Stephen McGibbon's Web Journal

Mapping the Office Binary File Formats to OpenXML

Brian Jones provides the text of one of Ecma's responses to the comments received from National Standards Bodies to DIS29500 that pertain to mapping from the binary formats to OpenXML:-

We believe that Interoperability between applications conforming to DIS 29500 is established at the Office Open XML-to- Office Open XML file construct level only.

Prescriptive guidance on, or tools to enable, transformation from Microsoft Office  "binary" file formats (i.e., .doc., .xls, and .ppt) (the "Binary Formats") to Office Open XML formatted files is not the intention or in scope of DIS 29500.  As a result this request is outside the bounds of this process. 

It is important to note that substantial use is being made of both the Binary Formats and Office Open XML in the marketplace today.  Many products (such as OpenOffice.org) support the Binary Formats. Microsoft has indicated that many companies and public institutions have received the documentation for the Binary Formats, and are working with it at this time, and can create mappings between the Binary Formats and Office Open XML. Translators from the Binary Formats  to XML formats such as ODF have already been developed and are in wide use. For example, the Sun ODF Plug-in for Microsoft Office (http://sun.systemnews.com/articles/112/3/sw/18208) states that  "The plug-in allows users the ability to seamlessly convert Microsoft Office documents to and from ODF. The ODF plug-in supports Microsoft Word, Excel and Powerpoint".

Likewise, there is widespread use of Office Open XML in the marketplace today across platforms and applications.  A few examples include the implementations released by Apple (Mac OS X Leopard, iWork 08, iPhone), Adobe (InDesign), Microsoft (Office 2007, Office 2003, Office XP, Office 2000, Office 2008 Mac OS X), Novell (Suse Open Office), Google (Search / Preview), Mindjet (MindManager), Intergen, OpenXML/ODF Translator (Open Source project on Sourceforge), Dataviz (DocumentsToGo on Palm OS, MacLinkPlus on Mac OS X Leopard), NeoOffice, Altova (XMLSpy), MarkLogic (XML Content Server), Datawatch (Monarch Pro), QuickOffice  (QuickOffice Premier 5.0 on Symbian), Altsoft (XML2PDF Server 2007) and those under development by Corel (WordPerfect), AbiWord, Gnome (GNumeric),  Xandros, Linspire, Turbolinux and others.  These implementations are now available on many platforms, including Linux, the Macintosh, Windows, and handheld devices (PalmOS, Symbian, iPhone, and Windows Mobile).

The widespread use of both  Binary Formats and Office Open XML formats indicates that, at this time, 3rd party can use both formats and build mappings between them.
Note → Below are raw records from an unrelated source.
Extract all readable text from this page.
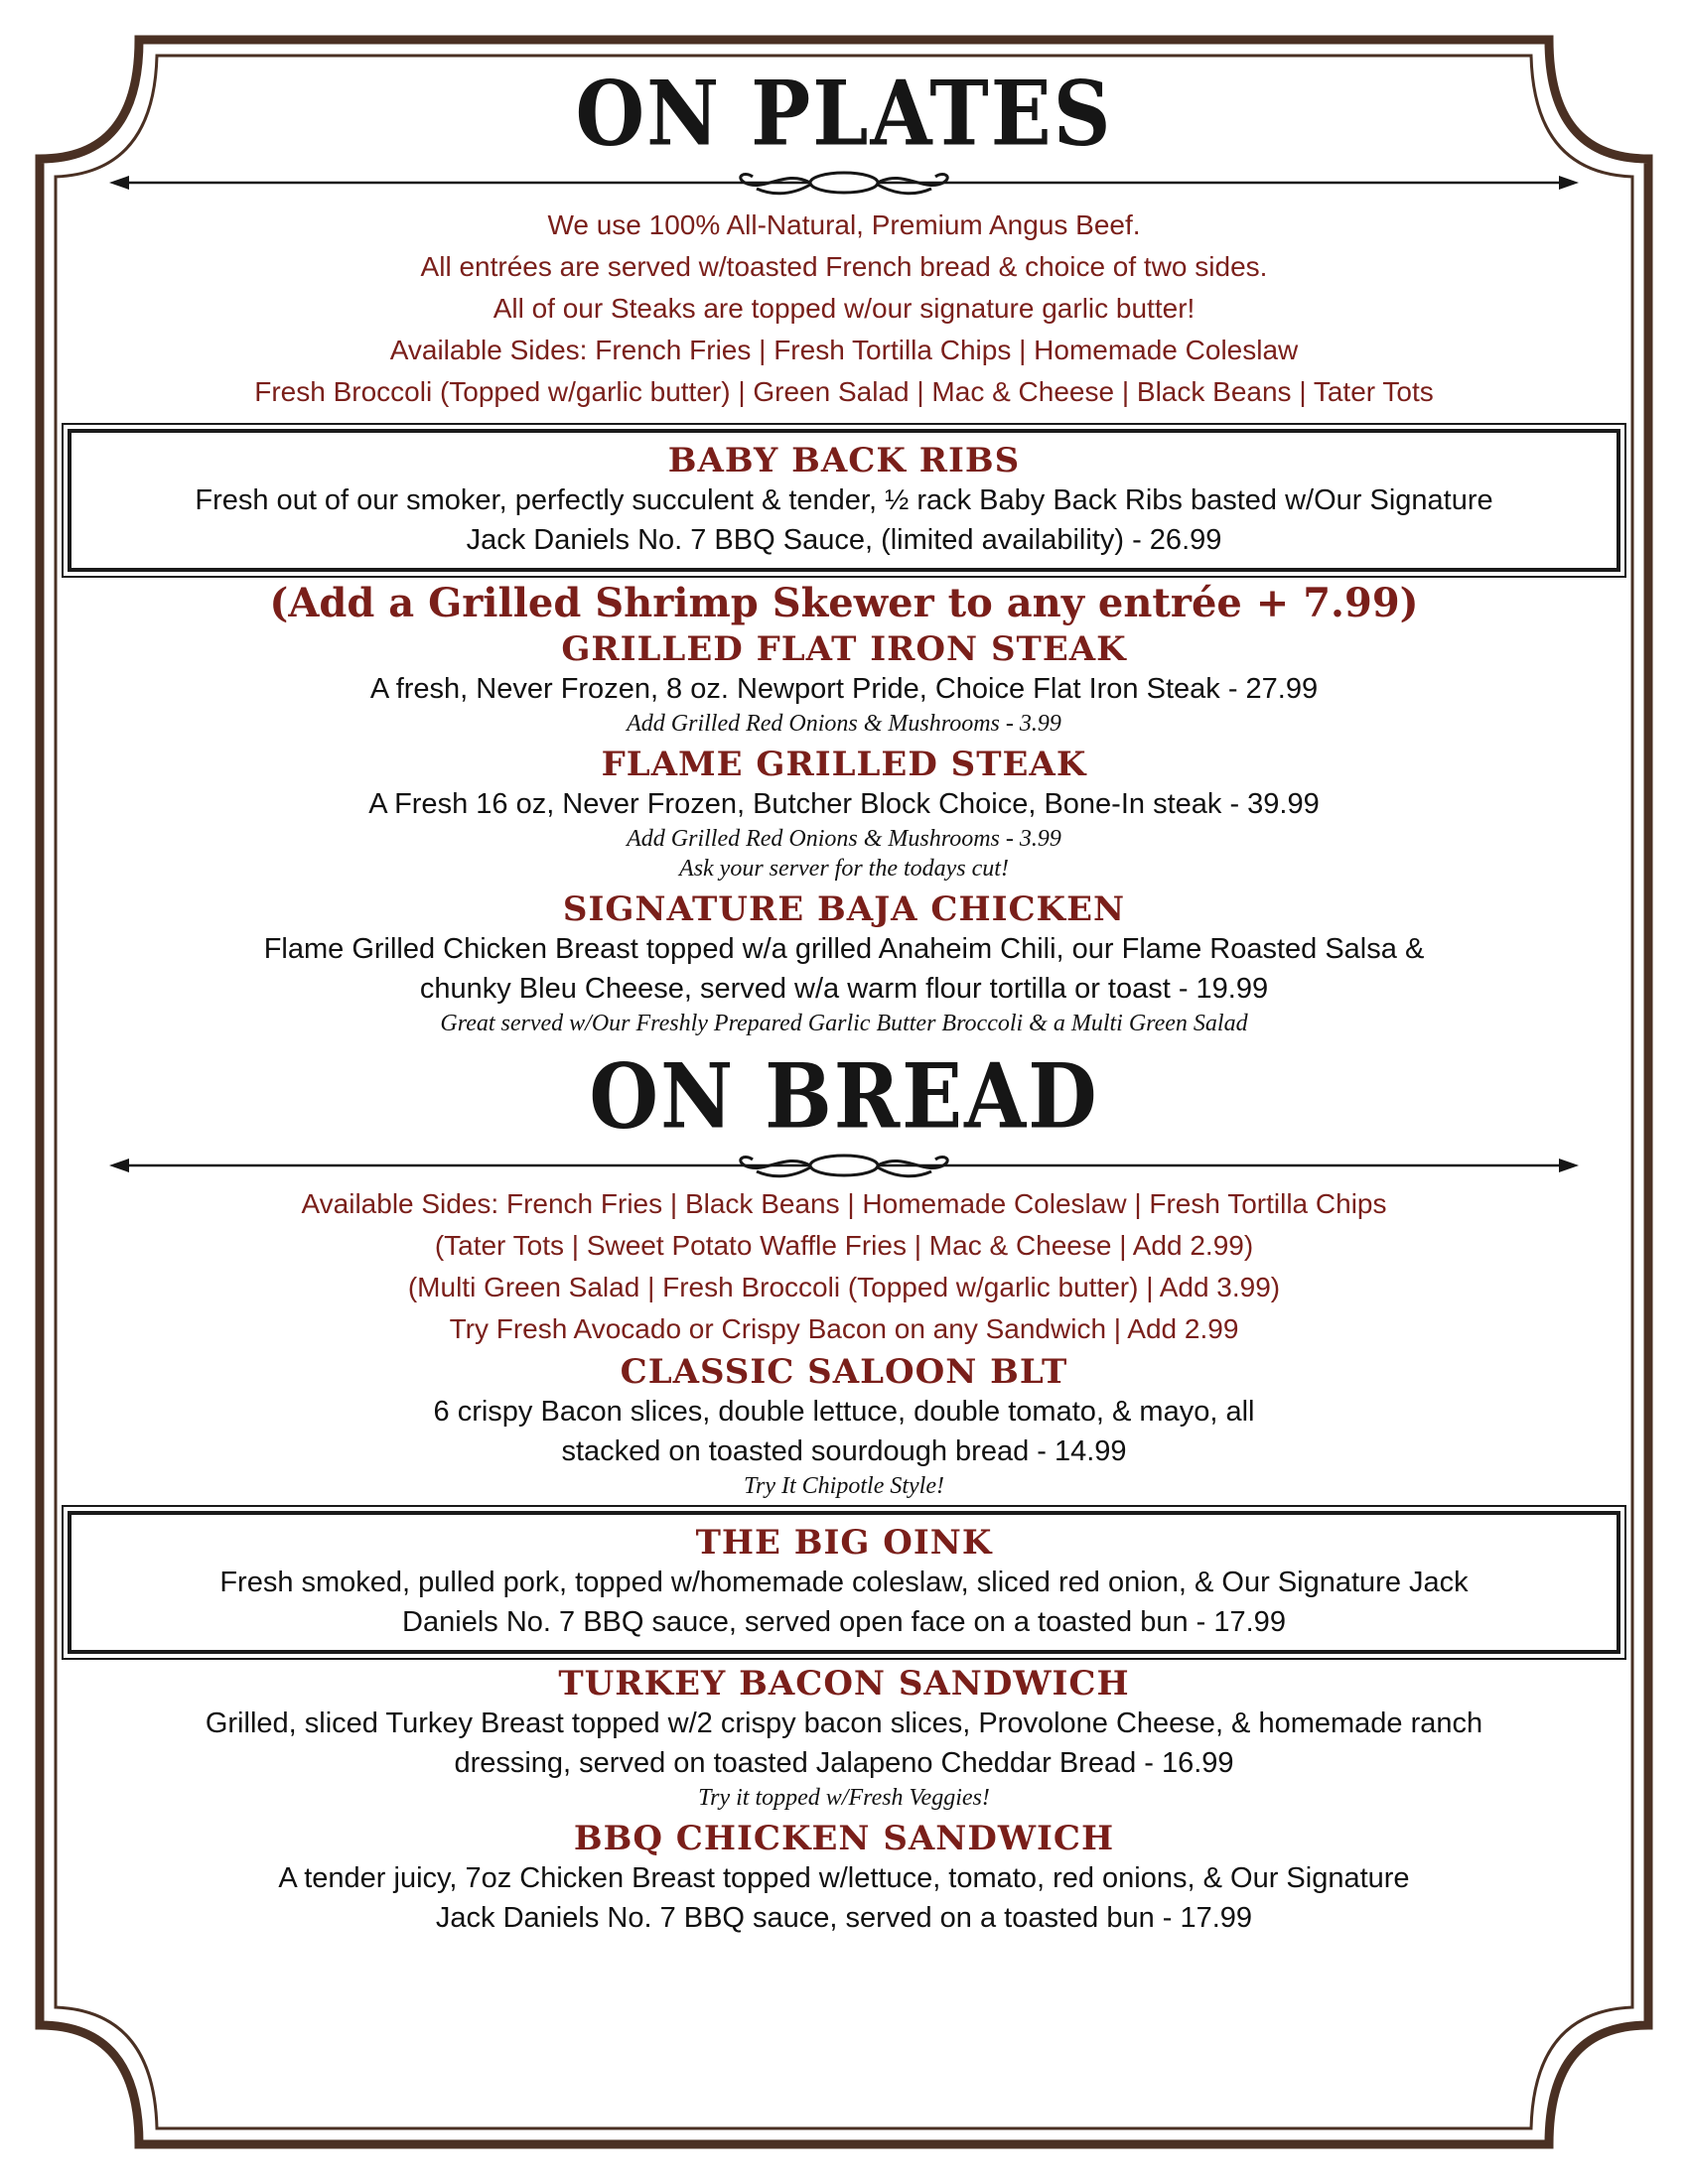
ON PLATES
We use 100% All-Natural, Premium Angus Beef.
All entrées are served w/toasted French bread & choice of two sides.
All of our Steaks are topped w/our signature garlic butter!
Available Sides: French Fries | Fresh Tortilla Chips | Homemade Coleslaw
Fresh Broccoli (Topped w/garlic butter) | Green Salad | Mac & Cheese | Black Beans | Tater Tots
BABY BACK RIBS
Fresh out of our smoker, perfectly succulent & tender, ½ rack Baby Back Ribs basted w/Our Signature
Jack Daniels No. 7 BBQ Sauce, (limited availability) - 26.99
(Add a Grilled Shrimp Skewer to any entrée + 7.99)
GRILLED FLAT IRON STEAK
A fresh, Never Frozen, 8 oz. Newport Pride, Choice Flat Iron Steak - 27.99
Add Grilled Red Onions & Mushrooms - 3.99
FLAME GRILLED STEAK
A Fresh 16 oz, Never Frozen, Butcher Block Choice, Bone-In steak - 39.99
Add Grilled Red Onions & Mushrooms - 3.99
Ask your server for the todays cut!
SIGNATURE BAJA CHICKEN
Flame Grilled Chicken Breast topped w/a grilled Anaheim Chili, our Flame Roasted Salsa &
chunky Bleu Cheese, served w/a warm flour tortilla or toast - 19.99
Great served w/Our Freshly Prepared Garlic Butter Broccoli & a Multi Green Salad
ON BREAD
Available Sides: French Fries | Black Beans | Homemade Coleslaw | Fresh Tortilla Chips
(Tater Tots | Sweet Potato Waffle Fries | Mac & Cheese | Add 2.99)
(Multi Green Salad | Fresh Broccoli (Topped w/garlic butter) | Add 3.99)
Try Fresh Avocado or Crispy Bacon on any Sandwich | Add 2.99
CLASSIC SALOON BLT
6 crispy Bacon slices, double lettuce, double tomato, & mayo, all
stacked on toasted sourdough bread - 14.99
Try It Chipotle Style!
THE BIG OINK
Fresh smoked, pulled pork, topped w/homemade coleslaw, sliced red onion, & Our Signature Jack
Daniels No. 7 BBQ sauce, served open face on a toasted bun - 17.99
TURKEY BACON SANDWICH
Grilled, sliced Turkey Breast topped w/2 crispy bacon slices, Provolone Cheese, & homemade ranch
dressing, served on toasted Jalapeno Cheddar Bread - 16.99
Try it topped w/Fresh Veggies!
BBQ CHICKEN SANDWICH
A tender juicy, 7oz Chicken Breast topped w/lettuce, tomato, red onions, & Our Signature
Jack Daniels No. 7 BBQ sauce, served on a toasted bun - 17.99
Nonetheless, Ecma International discussed this subject with Microsoft Corporation, the author of the Binary Formats.  To make it even easier for third party conversion of Binary Format-to-DIS 29500, Microsoft agreed to:

  • Initiate a Binary Format-to-ISO/IEC JTC 1 DIS 29500 Translator Project on the open source software development web site SourceForge (http://sourceforge.net/ ) in collaboration with independent software vendors.  The Translator Project will create software tools, plus guidance, showing how a document written using the Binary Formats can be translated to DIS 29500.  The Translator will be available under the open source Berkeley Software Distribution (BSD) license, and anyone can use the mapping, submit bugs and feedback, or contribute to the Project.  The Translator Project will start on February 15, 2008. 
  • Make it even easier to get access to the  Binary Formats documentation by posting it and making it available for a direct download on the Microsoft web site no later than February 15, 2008.  The Binary Formats have been under a covenant not to sue and Microsoft will also make them available under its Open Specification Promise (see www.microsoft.com/interop/osp) by the time they are posted.

We will modify DIS 29500 to include an informative reference to the SourceForge project.